Process improvement itself follows well trodden pathways of engaging with all professional groups, exchanging ideas, developing them and communicating clearly what is happening, before embarking on change with continuous monitoring.

There is no magic to AMEOS’s approach, says Dr Paeger: “We are cooking with water, like everybody else. It is not always the same in every hospital, but there is a very profound process of communication and gaining consensus that takes a few months.

“We believe we save time by putting in the effort at the start.”

Creating need

It is not always easy. In one region AMEOS wanted to develop cardiac catheter labs.

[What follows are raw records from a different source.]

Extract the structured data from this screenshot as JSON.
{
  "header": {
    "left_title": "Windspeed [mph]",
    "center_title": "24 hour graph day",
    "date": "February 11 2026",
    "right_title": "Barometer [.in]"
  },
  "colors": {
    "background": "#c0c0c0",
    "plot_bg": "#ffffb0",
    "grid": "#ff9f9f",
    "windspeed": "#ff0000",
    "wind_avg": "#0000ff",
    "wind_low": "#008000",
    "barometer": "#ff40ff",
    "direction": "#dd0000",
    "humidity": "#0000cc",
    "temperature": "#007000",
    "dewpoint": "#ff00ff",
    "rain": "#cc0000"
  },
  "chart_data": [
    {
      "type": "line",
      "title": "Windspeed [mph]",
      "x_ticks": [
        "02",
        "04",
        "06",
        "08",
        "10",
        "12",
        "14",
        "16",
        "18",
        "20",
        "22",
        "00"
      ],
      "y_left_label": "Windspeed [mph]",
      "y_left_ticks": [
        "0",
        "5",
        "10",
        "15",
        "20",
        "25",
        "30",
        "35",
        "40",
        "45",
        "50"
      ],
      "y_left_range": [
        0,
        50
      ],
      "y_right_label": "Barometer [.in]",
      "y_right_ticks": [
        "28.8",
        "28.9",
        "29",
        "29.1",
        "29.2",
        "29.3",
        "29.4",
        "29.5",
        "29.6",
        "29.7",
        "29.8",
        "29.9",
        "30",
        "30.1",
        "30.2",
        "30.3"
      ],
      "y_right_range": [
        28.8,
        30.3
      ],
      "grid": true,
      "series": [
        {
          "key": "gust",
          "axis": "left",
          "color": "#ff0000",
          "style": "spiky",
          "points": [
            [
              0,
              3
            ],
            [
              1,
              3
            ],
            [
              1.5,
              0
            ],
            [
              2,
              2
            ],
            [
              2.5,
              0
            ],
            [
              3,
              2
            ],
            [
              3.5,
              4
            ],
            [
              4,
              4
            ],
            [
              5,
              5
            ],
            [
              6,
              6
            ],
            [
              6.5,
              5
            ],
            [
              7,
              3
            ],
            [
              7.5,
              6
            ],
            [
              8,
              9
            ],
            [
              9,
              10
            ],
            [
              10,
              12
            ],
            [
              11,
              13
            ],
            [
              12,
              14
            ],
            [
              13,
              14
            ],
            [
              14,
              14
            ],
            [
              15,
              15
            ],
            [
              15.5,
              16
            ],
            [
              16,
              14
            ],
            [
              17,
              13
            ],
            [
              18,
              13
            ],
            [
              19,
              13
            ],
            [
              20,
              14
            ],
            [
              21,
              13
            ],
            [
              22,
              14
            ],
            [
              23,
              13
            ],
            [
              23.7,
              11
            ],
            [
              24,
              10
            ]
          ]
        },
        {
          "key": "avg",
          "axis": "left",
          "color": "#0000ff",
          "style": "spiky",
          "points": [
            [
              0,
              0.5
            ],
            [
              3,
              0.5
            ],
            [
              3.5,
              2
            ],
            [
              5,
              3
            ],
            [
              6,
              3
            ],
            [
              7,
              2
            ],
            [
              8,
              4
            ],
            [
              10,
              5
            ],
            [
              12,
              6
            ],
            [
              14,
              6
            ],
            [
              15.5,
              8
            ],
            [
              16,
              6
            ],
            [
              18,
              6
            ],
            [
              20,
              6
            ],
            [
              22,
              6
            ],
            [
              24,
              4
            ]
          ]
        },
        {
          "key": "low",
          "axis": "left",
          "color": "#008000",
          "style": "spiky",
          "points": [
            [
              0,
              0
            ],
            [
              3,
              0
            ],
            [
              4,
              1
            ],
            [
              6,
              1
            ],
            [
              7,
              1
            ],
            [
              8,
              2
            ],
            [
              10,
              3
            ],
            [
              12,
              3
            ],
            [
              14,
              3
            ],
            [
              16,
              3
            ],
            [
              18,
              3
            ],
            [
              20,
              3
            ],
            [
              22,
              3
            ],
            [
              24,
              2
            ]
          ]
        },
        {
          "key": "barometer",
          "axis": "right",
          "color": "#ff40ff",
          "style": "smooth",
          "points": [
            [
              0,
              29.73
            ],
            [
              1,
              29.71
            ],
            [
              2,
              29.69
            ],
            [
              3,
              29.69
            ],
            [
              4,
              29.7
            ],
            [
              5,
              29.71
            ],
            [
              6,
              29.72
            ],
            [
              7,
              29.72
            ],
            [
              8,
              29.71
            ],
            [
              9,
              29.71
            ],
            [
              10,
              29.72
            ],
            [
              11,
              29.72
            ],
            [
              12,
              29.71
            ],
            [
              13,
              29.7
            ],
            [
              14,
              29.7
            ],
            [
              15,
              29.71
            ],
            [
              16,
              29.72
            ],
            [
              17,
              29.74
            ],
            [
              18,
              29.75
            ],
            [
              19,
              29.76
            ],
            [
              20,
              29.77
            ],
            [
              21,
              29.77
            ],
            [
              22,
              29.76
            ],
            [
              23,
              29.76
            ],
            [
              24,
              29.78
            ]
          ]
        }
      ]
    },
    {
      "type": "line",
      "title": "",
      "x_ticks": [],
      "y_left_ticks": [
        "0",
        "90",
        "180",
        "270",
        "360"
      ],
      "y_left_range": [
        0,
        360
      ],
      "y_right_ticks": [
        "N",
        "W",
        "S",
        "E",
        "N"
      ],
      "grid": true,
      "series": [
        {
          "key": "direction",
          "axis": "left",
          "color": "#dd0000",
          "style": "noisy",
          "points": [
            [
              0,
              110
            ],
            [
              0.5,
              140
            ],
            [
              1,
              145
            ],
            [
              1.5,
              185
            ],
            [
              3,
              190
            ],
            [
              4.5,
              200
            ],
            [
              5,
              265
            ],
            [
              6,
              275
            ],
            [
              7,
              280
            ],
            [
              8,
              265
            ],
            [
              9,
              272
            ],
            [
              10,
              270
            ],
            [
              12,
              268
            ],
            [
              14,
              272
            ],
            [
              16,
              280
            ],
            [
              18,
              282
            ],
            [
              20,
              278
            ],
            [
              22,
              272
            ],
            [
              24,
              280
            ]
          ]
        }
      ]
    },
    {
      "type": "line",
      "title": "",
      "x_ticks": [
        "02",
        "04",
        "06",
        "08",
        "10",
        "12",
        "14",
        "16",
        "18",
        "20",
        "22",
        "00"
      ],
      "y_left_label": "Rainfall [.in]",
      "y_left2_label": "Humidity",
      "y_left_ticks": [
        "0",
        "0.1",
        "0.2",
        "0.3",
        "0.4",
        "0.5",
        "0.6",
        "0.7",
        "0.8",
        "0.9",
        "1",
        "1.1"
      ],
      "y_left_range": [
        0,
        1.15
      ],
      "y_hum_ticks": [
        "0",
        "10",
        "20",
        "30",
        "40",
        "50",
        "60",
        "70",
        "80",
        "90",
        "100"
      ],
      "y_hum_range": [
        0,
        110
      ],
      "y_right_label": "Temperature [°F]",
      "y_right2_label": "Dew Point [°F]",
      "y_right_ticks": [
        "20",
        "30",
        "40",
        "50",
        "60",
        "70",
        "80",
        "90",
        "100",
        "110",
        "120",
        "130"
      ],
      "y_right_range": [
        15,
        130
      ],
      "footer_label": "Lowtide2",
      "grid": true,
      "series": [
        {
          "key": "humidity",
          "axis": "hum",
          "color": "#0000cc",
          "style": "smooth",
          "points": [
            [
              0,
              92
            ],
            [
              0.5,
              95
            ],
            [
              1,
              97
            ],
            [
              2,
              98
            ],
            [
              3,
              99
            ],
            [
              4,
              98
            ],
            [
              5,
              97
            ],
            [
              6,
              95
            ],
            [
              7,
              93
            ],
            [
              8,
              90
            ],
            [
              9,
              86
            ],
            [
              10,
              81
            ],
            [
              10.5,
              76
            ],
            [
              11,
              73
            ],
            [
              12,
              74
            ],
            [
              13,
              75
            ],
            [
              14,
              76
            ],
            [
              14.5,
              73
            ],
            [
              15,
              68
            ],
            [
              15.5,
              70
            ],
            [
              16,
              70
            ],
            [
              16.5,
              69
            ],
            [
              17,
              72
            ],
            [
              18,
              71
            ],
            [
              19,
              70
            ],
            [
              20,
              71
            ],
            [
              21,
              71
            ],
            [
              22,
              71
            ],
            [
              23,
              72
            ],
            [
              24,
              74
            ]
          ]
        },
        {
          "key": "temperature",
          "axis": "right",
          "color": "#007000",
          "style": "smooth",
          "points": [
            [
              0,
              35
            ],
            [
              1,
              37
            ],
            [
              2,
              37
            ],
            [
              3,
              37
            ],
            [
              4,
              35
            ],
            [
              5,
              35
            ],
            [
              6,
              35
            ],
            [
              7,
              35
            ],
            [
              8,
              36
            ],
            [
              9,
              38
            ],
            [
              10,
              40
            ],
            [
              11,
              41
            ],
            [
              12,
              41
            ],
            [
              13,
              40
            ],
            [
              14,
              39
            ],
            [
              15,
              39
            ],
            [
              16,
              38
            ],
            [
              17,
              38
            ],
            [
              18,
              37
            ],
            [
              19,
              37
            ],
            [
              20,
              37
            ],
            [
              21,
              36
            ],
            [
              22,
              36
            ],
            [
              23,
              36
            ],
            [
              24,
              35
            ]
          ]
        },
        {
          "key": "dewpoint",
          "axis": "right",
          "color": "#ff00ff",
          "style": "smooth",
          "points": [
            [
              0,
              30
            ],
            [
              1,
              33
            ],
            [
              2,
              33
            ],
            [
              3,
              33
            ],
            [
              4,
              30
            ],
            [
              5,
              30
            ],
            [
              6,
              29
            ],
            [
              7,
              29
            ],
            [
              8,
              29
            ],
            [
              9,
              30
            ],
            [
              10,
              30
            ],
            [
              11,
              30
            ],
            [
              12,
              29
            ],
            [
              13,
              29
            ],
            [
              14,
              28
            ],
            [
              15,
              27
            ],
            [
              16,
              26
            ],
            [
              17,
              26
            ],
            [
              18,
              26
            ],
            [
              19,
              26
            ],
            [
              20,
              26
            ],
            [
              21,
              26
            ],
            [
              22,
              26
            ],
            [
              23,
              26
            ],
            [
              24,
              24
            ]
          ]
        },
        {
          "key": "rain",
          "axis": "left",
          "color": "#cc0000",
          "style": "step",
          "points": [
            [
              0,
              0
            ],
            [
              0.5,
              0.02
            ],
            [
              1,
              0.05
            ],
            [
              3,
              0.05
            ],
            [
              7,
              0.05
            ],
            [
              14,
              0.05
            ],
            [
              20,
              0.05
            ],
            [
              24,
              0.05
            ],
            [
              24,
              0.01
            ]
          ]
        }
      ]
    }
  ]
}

Dr Paeger says both local politicians and doctors were against it; the politicians because it would stimulate a demand that could not be met, and the doctors because they felt threatened.

Neither the health economic impact assessments nor the assurance that the hospital would retain other medical specialties cut any ice.

With some internal support, the labs opened and have been accepted. The region – which had the lowest level of cardiac care in the country – now has comparable services to elsewhere.

Today, AMEOS is a big player in German healthcare, where large hospital groups now make up 20 per cent of the market. The group recently restructured into four regions, each with an independent management team. It continues to grow.

Has being the boss enabled Dr Paeger to deliver the changes he wanted as a young physician?

“To some degree,” he says. The European Working Time Directive has focused minds, he adds, and certainly AMEOS is a long way from perfection. “We are not at the end but we believe in continuous process improvement,” Dr Paeger says.

‘We are not cold acquisitors. We would want to make sure the necessary political discussions have taken place’

With many NHS hospitals showing similar characteristics to the German hospitals AMEOS has taken over, does he have his eye on the UK? In a word: yes.

“When the NHS says we have a problem with heart operations and need somebody to deliver 500 operations over five years, such a temporary or specialist thing is not something we would be aiming for,” says Dr Paeger.

“But if, for example, an NHS trust would say, ‘we would like to hand over the hospital for 10 years to a private provider, with an option to give it another 10 years if successful’, that would be something we would be interested in.”

Useful size

NHS district general hospitals share many of the characteristics of the hospitals taken over by AMEOS in Germany and Austria. They are, says Dr Paeger, a “useful size” and the typical NHS hospital is “good and interesting” for the AMEOS proposition.

AMEOS is understood to not be currently talking to politicians – the group’s style makes it more likely to wait for an approach.

“We are not cold acquisitors,” he says. “We would want to make sure the necessary political discussions have taken place but then be clearly ready and interested to participate.”

So with the review of NHS providers now under way and all options open, things may yet come full circle.